FcγRIII which is associated with FcRγ is known to activate NK cells upon cross-linking. Therefore, there is a possibility that NKR-P1 associates with FcγRIII on the cell surface and delivers activating signal through FcRγ which is coupled with FcγRIII. However, this is unlikely because of two reasons. One is that FcγRIII was not expressed on the cell surface of CTLL-2 (data not shown), whereas the association between FcRγ and NKR-P1 was readily detected in the CTLL-2 (Fig. 1). Second, we used the (Fab)′2 fragment of anti-NK1.1 mAb for cross-linking of NKR-P1 and thus it is unlikely that immobilized anti-NK1.1 mAb activated FcγRIII. Taken together, the association of FcRγ with NKR-P1 is essentially independent of FcγRIII.

Recent analysis revealed that activation of NK cells is negatively regulated by several killer inhibitory receptors (KIR) possessing immunoreceptor tyrosine-based inhibition motif (ITIM) (28, 29). These receptors such as p58, NKG2, and Ly49 recognize specific MHC class I molecule and deliver inhibitory signal for the cytotoxicity by NK cells (30–32). Furthermore, association of SHP-1 phosphatase with ITIM is important for the inhibition of NK cell activation (28, 29). Although the coprecipitation of CD3ζ or FcRγ with p58 was suggested, functional significance remained unclear (33). On the other hand, only a few receptors which deliver positive signal for NK cell activation have been identified such as NKR-P1 and CD94/NKG2-C (34) and the molecular mechanism of NK cell activation through these receptors remains unclear.

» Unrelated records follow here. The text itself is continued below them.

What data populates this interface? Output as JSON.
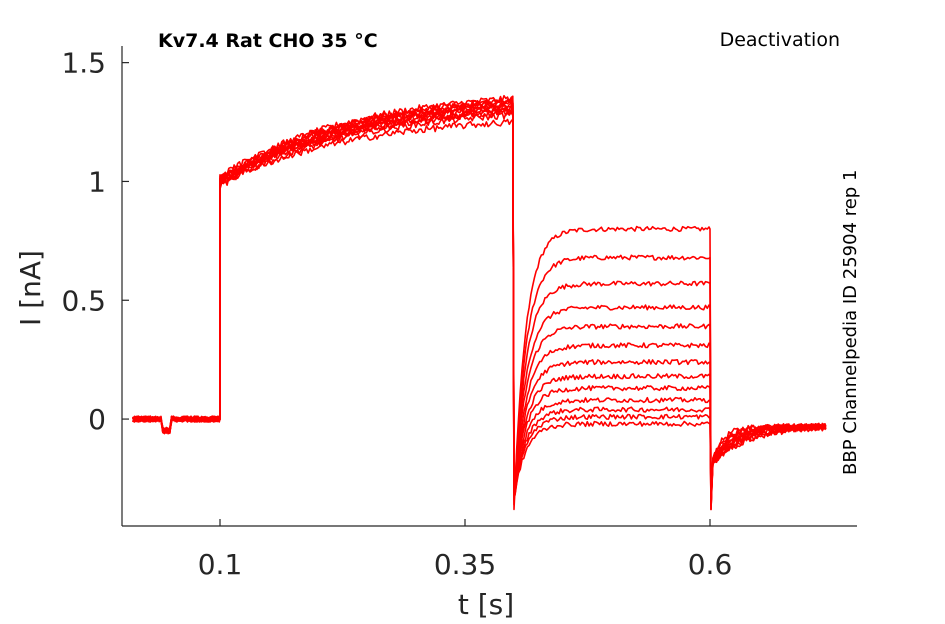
{
  "title": "Kv7.4  Rat  CHO  35 °C",
  "protocol": "Deactivation",
  "source": "BBP Channelpedia ID 25904 rep 1",
  "colors": {
    "trace": "#ff0000",
    "axis": "#262626",
    "background": "#ffffff"
  },
  "chart_data": {
    "type": "line",
    "xlabel": "t [s]",
    "ylabel": "I [nA]",
    "xlim": [
      0,
      0.75
    ],
    "ylim": [
      -0.45,
      1.57
    ],
    "xticks": [
      0.1,
      0.35,
      0.6
    ],
    "xtick_labels": [
      "0.1",
      "0.35",
      "0.6"
    ],
    "yticks": [
      0,
      0.5,
      1,
      1.5
    ],
    "ytick_labels": [
      "0",
      "0.5",
      "1",
      "1.5"
    ],
    "grid": false,
    "box": "left-bottom axes only",
    "step_times": {
      "holding_end": 0.1,
      "prepulse_end": 0.4,
      "test_end": 0.6,
      "record_end": 0.72
    },
    "holding_current": 0.0,
    "holding_dip": {
      "t_start": 0.04,
      "t_end": 0.05,
      "value": -0.07
    },
    "prepulse": {
      "start_values": [
        0.99,
        1.0,
        1.01,
        1.02,
        1.0,
        0.98,
        1.0,
        1.01,
        1.02,
        0.99,
        1.0,
        0.99,
        1.0
      ],
      "end_values": [
        1.32,
        1.33,
        1.34,
        1.35,
        1.3,
        1.28,
        1.31,
        1.33,
        1.34,
        1.3,
        1.29,
        1.25,
        1.32
      ]
    },
    "test_step_levels": [
      0.8,
      0.68,
      0.57,
      0.47,
      0.39,
      0.31,
      0.24,
      0.18,
      0.13,
      0.08,
      0.04,
      0.01,
      -0.02
    ],
    "test_step_min": -0.38,
    "tail_step_min": -0.38,
    "tail_end_value": -0.03,
    "series_count": 13
  }
}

Under these circumstances, it is noteworthy that FcRγ, a signal transducing chain possessing immunoreceptor tyrosine-based activation motif (ITAM), is involved in signal transduction through NKR-P1. Because Syk tyrosine kinase interacts with the phosphorylated ITAM of FcRγ and is involved in NK cell activation through FcR (35, 36), it is likely that Syk also mediates the activating signal through NKR-P1 in NK cells. Furthermore, it has been shown that Lck directly associates with NKR-P1 (14). Taken together, both Syk and Lck seem to play an important role in mediating activation signals through NKR-P1 in NK cells.

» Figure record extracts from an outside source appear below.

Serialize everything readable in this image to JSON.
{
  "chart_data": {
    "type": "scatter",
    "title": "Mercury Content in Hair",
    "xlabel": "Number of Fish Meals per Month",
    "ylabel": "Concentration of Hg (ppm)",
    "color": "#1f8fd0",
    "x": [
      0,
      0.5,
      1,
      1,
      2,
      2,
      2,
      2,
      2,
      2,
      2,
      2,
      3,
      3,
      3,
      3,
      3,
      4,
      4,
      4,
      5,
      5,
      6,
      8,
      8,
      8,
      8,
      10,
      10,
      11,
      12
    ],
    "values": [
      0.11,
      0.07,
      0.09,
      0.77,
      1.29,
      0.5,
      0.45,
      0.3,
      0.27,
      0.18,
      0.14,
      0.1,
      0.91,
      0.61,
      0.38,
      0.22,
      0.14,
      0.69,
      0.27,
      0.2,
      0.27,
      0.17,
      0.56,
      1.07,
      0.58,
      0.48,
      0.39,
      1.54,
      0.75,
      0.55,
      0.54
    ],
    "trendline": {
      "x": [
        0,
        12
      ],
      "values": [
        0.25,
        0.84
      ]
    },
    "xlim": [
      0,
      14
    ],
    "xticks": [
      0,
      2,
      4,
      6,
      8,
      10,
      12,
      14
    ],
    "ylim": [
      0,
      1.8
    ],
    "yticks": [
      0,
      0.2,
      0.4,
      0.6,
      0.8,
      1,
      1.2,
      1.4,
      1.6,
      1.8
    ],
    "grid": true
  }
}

Although the NKR-P1 molecule belongs to the C-type lectin superfamily and has been shown to have affinity to specific carbohydrates (12), the exact function of NKR-P1 has remained unclear. This is partly because antibodies against mouse or rat NKR-P1 do not block cytotoxicity of NK cells against YAC-1, a NK-sensitive target cell line. In addition, NK cells from γ−/−− mice showed normal cytotoxicity against representative NK targets (data not shown). However, the failure of blocking with anti–NKR-P1 mAb can be explained by the possible redundancy of NKR-P1 family molecules on NK cells. Indeed, recent observation that introduction of NKR-P1 into a NKR-P1–deficient NK cell line restored cytotoxicity against specific tumor cell targets and the restored cytotoxicity was blocked by anti– NKR-P1 mAb (11) strongly suggested that NKR-P1 is involved in the recognition of specific target molecules on NK cells. A couple of reports demonstrating that anti-NK1.1 mAb blocked cytotoxicity of NK cells against specific targets also support this idea (37, 38). Further analysis of NK cells in γ−/− mice may elucidate novel function of NKR-P1 molecule in the host defence.